Mais cette grandeur purement spirituelle n’apparaît pas aux esprits charnels.
Le deuxième avènement est son retour glorieux à la fin du monde. C’est celui qui est évoqué dans les § 352-353 de l’Abrégé de la vie de Jésus-Christ, OC III, éd J. Mesnard, p. 318 : « Alors il reviendra, au même état où il est monté,
Juger les vivants et les morts, et séparer les méchants d’avec les bons. Et envoyer les injustes au feu éternel. Et les bons en son Royaume, suivant la forme qu’il en a prédite, et demeurera dans le sein ».
Voir A P. R. 2 (Laf. 149, Sel. 182) qui mentionne l’avènement de douceur, par opposition à l’avènement de sévérité.
Loi figurative 16 (Laf. 261, Sel. 292). Le temps du premier avènement [...] prédit, le temps du second ne l’est point, parce que le premier devait être caché, le second devait être éclatant, et tellement manifeste que ses ennemis mêmes le devaient reconnaître.

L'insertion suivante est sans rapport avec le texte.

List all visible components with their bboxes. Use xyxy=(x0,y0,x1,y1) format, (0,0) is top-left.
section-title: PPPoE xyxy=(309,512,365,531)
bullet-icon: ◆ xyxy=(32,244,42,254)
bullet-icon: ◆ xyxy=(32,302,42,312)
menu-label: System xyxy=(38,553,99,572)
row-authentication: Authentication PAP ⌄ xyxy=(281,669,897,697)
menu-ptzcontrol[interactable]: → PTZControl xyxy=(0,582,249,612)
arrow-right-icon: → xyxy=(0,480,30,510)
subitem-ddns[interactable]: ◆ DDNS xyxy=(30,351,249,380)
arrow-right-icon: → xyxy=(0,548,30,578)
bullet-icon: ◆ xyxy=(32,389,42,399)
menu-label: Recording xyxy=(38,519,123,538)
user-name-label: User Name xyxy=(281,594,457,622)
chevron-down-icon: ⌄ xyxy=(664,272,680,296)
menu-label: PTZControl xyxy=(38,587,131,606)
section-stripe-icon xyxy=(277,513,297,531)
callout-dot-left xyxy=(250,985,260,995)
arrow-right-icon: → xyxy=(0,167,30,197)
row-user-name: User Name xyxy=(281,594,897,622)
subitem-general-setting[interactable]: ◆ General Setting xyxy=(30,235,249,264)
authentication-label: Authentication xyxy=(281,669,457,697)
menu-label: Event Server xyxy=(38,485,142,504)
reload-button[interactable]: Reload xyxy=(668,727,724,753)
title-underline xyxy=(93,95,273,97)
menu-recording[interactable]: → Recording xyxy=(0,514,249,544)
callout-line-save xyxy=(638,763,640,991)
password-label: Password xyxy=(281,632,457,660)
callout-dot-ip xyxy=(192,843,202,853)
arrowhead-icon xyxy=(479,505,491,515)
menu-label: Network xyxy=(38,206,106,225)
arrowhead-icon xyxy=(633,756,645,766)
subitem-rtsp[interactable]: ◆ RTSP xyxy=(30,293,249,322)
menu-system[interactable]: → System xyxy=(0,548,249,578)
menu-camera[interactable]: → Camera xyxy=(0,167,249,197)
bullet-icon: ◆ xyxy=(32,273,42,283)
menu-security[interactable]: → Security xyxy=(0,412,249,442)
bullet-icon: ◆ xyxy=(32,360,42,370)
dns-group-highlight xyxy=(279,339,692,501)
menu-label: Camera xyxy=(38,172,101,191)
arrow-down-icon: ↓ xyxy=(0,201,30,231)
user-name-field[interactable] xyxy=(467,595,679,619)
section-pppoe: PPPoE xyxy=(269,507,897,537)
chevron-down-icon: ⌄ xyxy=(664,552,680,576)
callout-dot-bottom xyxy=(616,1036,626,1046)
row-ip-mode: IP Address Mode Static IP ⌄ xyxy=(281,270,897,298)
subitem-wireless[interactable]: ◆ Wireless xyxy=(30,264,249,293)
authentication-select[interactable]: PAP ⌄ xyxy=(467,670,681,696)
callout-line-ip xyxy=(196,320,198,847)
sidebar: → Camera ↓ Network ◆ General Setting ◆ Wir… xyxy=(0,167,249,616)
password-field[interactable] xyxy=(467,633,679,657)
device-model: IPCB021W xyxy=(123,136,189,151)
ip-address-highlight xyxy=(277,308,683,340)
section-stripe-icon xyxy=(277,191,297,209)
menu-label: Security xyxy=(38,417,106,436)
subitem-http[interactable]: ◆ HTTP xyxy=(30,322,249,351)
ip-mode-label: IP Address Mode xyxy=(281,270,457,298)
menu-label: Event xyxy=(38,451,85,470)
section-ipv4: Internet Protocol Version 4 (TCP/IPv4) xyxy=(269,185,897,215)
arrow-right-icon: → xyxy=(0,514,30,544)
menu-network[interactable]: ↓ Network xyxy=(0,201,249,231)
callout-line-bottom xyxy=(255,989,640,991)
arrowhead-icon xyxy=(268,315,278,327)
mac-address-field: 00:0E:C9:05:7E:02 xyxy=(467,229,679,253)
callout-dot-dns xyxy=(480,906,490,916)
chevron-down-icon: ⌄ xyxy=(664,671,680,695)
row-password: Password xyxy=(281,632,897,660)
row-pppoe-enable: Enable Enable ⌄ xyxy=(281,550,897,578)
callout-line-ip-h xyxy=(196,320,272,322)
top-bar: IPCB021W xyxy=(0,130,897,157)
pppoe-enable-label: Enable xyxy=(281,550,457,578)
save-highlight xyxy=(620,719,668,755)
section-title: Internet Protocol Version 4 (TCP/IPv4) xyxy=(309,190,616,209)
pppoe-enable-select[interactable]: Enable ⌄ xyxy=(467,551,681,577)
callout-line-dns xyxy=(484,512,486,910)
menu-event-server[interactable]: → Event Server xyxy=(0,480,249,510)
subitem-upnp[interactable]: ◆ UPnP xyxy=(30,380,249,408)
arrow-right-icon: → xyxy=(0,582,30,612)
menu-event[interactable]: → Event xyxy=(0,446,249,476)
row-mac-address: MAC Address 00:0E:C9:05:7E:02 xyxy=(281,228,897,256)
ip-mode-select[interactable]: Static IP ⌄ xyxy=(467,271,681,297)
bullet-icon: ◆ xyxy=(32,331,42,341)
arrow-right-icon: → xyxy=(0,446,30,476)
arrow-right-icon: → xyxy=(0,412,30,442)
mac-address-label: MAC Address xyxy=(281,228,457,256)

Loi figurative 29 (Laf. 274, Sel. 305). Preuves par les principes des Rabbins qu’il y a deux sens, qu’il y a deux avènements du Messie, glorieux ou abject selon leur mérite.
Voir aussi Prophéties VIII (Laf. 502, Sel. 738), sur les réactions des Juifs devant l’avènement ignominieux de Jésus.
Deux états de la nature de l’homme.
Ces deux états de la nature de l’homme ont été évoqués dans la liasse A P. R. 1 (Laf. 149, Sel. 182), notamment dans la Prosopopée de la Sagesse de Dieu : Vous n’êtes plus maintenant en l’état où Je vous ai formés. J’ai créé l’homme saint, innocent, parfait. Je l’ai rempli de lumière et d’intelligence. Je lui ai communiqué ma gloire et mes merveilles. L’œil de l’homme voyait alors la majesté de Dieu. Il n’était pas alors dans les ténèbres qui l’aveuglent, ni dans la mortalité et dans les misères qui l’affligent. Mais il n’a pu soutenir tant de gloire sans tomber dans la présomption, il a voulu se rendre centre de lui-même et indépendant de mon secours. Il s’est soustrait de ma domination et, s’égalant à moi par le désir de trouver sa félicité en lui-même, je l’ai abandonné à lui, et révoltant les créatures qui lui étaient soumises je les lui ai rendues ennemies, en sorte qu’aujourd’hui l’homme est devenu semblable aux bêtes et dans un tel éloignement de moi qu’à peine lui reste-t-il une lumière confuse de son auteur, tant toutes ses connaissances ont été éteintes ou troublées. Les sens indépendants de la raison et souvent maîtres de la raison l’ont emporté à la recherche des plaisirs. Toutes les créatures ou l’affligent ou le tentent, et dominent sur lui ou en le soumettant par leur force ou en le charmant par leur douceur, ce qui est une domination plus terrible et plus injurieuse.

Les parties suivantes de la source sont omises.